Evolución

, por Martín Gaitán

Hasta los dieciseis, cuando había fideos en la mesa, mi mamá me ponía un repasador como babero y me picaba los spaghettis en trocitos pequeños, de manera que se pudieran comer con cuchara y el trayecto plato-boca de la comida fuese menos interrumpido por la gravedad.

A los diecisiete, fruto del esfuerzo didáctico de toda mi familia, aprendí a usar el tenedor. Significó el logro destacado por el que se brindó en la noche de año nuevo de 1999.

Pero esto no siempre fue así. Me refiero a la didáctica de mi familia, porque sí fué siempre así mi dificultad en la ingesta. Todos y cada uno, exceptuando quizás a mi papá, arguyeron una amenaza en forma de vaticinio. Decían que alguna vez, cuando tuviese novia, mis futuros suegros organizarían un almuerzo de presentación muy protocolar, y por justicia del destino me servirían spaghettis. Allí pagaría las consecuencias de mis malos hábitos.

Con la boca un poco llena, y limpiándome con el babero la frente, yo me defendía diciendo que la mujer que me amara sabría distinguir las cosas que verdaderamente importan... y además de decirme cuáles son, me enseñaría a comer bien.

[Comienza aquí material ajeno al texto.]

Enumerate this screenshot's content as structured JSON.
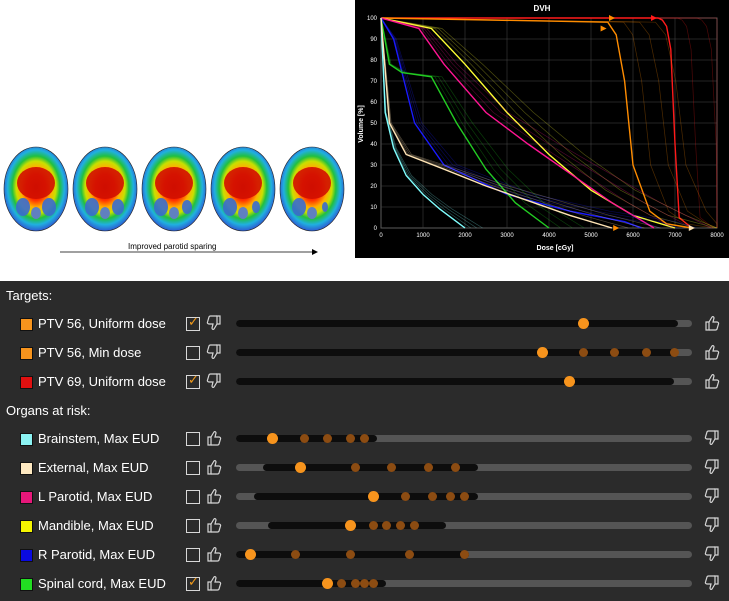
{
  "thumbnails": {
    "caption": "Improved parotid sparing",
    "count": 5
  },
  "dvh": {
    "title": "DVH",
    "xlabel": "Dose [cGy]",
    "ylabel": "Volume [%]",
    "x_ticks": [
      "0",
      "1000",
      "2000",
      "3000",
      "4000",
      "5000",
      "6000",
      "7000",
      "8000"
    ],
    "y_ticks": [
      "0",
      "10",
      "20",
      "30",
      "40",
      "50",
      "60",
      "70",
      "80",
      "90",
      "100"
    ]
  },
  "chart_data": {
    "type": "line",
    "title": "DVH",
    "xlabel": "Dose [cGy]",
    "ylabel": "Volume [%]",
    "xlim": [
      0,
      8000
    ],
    "ylim": [
      0,
      100
    ],
    "grid": true,
    "series": [
      {
        "color": "#ff1a1a",
        "x": [
          0,
          6600,
          6700,
          6800,
          6900,
          7000,
          7100,
          7400
        ],
        "y": [
          100,
          100,
          99,
          96,
          85,
          40,
          5,
          0
        ]
      },
      {
        "color": "#ff8c00",
        "x": [
          0,
          5400,
          5600,
          5800,
          6000,
          6400,
          6800,
          7400
        ],
        "y": [
          100,
          98,
          92,
          70,
          30,
          8,
          2,
          0
        ]
      },
      {
        "color": "#ffff33",
        "x": [
          0,
          1200,
          2000,
          3000,
          4000,
          5000,
          6000,
          7000
        ],
        "y": [
          100,
          95,
          78,
          55,
          35,
          18,
          6,
          0
        ]
      },
      {
        "color": "#ff1493",
        "x": [
          0,
          900,
          1500,
          2500,
          3500,
          4500,
          5500,
          6500
        ],
        "y": [
          100,
          95,
          78,
          55,
          40,
          26,
          12,
          0
        ]
      },
      {
        "color": "#1a1aff",
        "x": [
          0,
          300,
          800,
          1500,
          3000,
          4500,
          5800,
          6200
        ],
        "y": [
          100,
          90,
          50,
          30,
          16,
          8,
          3,
          0
        ]
      },
      {
        "color": "#22cc22",
        "x": [
          0,
          200,
          500,
          1200,
          1800,
          2500,
          3200,
          4000
        ],
        "y": [
          100,
          78,
          74,
          72,
          50,
          28,
          12,
          0
        ]
      },
      {
        "color": "#80ffff",
        "x": [
          0,
          100,
          300,
          600,
          1000,
          1400,
          1800,
          2000
        ],
        "y": [
          100,
          55,
          38,
          25,
          16,
          9,
          3,
          0
        ]
      },
      {
        "color": "#ffe4b5",
        "x": [
          0,
          200,
          600,
          1500,
          2500,
          3500,
          4500,
          5500
        ],
        "y": [
          100,
          50,
          35,
          28,
          20,
          13,
          6,
          0
        ]
      }
    ]
  },
  "targets": {
    "title": "Targets:",
    "rows": [
      {
        "label": "PTV 56, Uniform dose",
        "color": "#f7941d",
        "checked": true,
        "range": [
          0,
          0.97
        ],
        "thumb": 0.76,
        "dots": []
      },
      {
        "label": "PTV 56, Min dose",
        "color": "#f7941d",
        "checked": false,
        "range": [
          0,
          0.96
        ],
        "thumb": 0.67,
        "dots": [
          0.76,
          0.83,
          0.9,
          0.96
        ]
      },
      {
        "label": "PTV 69, Uniform dose",
        "color": "#e01010",
        "checked": true,
        "range": [
          0,
          0.96
        ],
        "thumb": 0.73,
        "dots": []
      }
    ]
  },
  "organs": {
    "title": "Organs at risk:",
    "rows": [
      {
        "label": "Brainstem, Max EUD",
        "color": "#8cf3f3",
        "checked": false,
        "range": [
          0,
          0.31
        ],
        "thumb": 0.08,
        "dots": [
          0.15,
          0.2,
          0.25,
          0.28
        ]
      },
      {
        "label": "External, Max EUD",
        "color": "#fde8c0",
        "checked": false,
        "range": [
          0.06,
          0.53
        ],
        "thumb": 0.14,
        "dots": [
          0.26,
          0.34,
          0.42,
          0.48
        ]
      },
      {
        "label": "L Parotid, Max EUD",
        "color": "#e6177a",
        "checked": false,
        "range": [
          0.04,
          0.53
        ],
        "thumb": 0.3,
        "dots": [
          0.37,
          0.43,
          0.47,
          0.5
        ]
      },
      {
        "label": "Mandible, Max EUD",
        "color": "#f5f500",
        "checked": false,
        "range": [
          0.07,
          0.46
        ],
        "thumb": 0.25,
        "dots": [
          0.3,
          0.33,
          0.36,
          0.39
        ]
      },
      {
        "label": "R Parotid, Max EUD",
        "color": "#0a0ae0",
        "checked": false,
        "range": [
          0,
          0.51
        ],
        "thumb": 0.03,
        "dots": [
          0.13,
          0.25,
          0.38,
          0.5
        ]
      },
      {
        "label": "Spinal cord, Max EUD",
        "color": "#22dd22",
        "checked": true,
        "range": [
          0,
          0.33
        ],
        "thumb": 0.2,
        "dots": [
          0.23,
          0.26,
          0.28,
          0.3
        ]
      }
    ]
  },
  "icons": {
    "thumbs_down": "thumbs-down-icon",
    "thumbs_up": "thumbs-up-icon"
  }
}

Casi diez años después soy un homo sapiens sapiens instruído, poseedor pleno de la técnica para usar cubiertos (¡incluyendo el cuchillo!), aunque sigo prefiriendo todo tipo de alimentos en formato sandwich (¡incluyendo los spaghettis!). Abandoné el babero, no por falta de repasadores ni de la cercanía de mi mamá como argumentan algunos, sino porque ya no lo necesito. Además, superando toda expectativa, uso servilleta, y no por falta de mantel.

Pero hay más: también tengo novia. Es una mujer hermosa que sabe distinguir las cosas que verdaderamente importan. Me las dice. Y me las hace sentir.

Como ya no tiene que enseñarme a comer, me enseña a amar, más cada día, cada vez más. Ya aprendí a usar el cuerpo y el alma al mismo tiempo, y la gravedad no me afecta. Vuelo.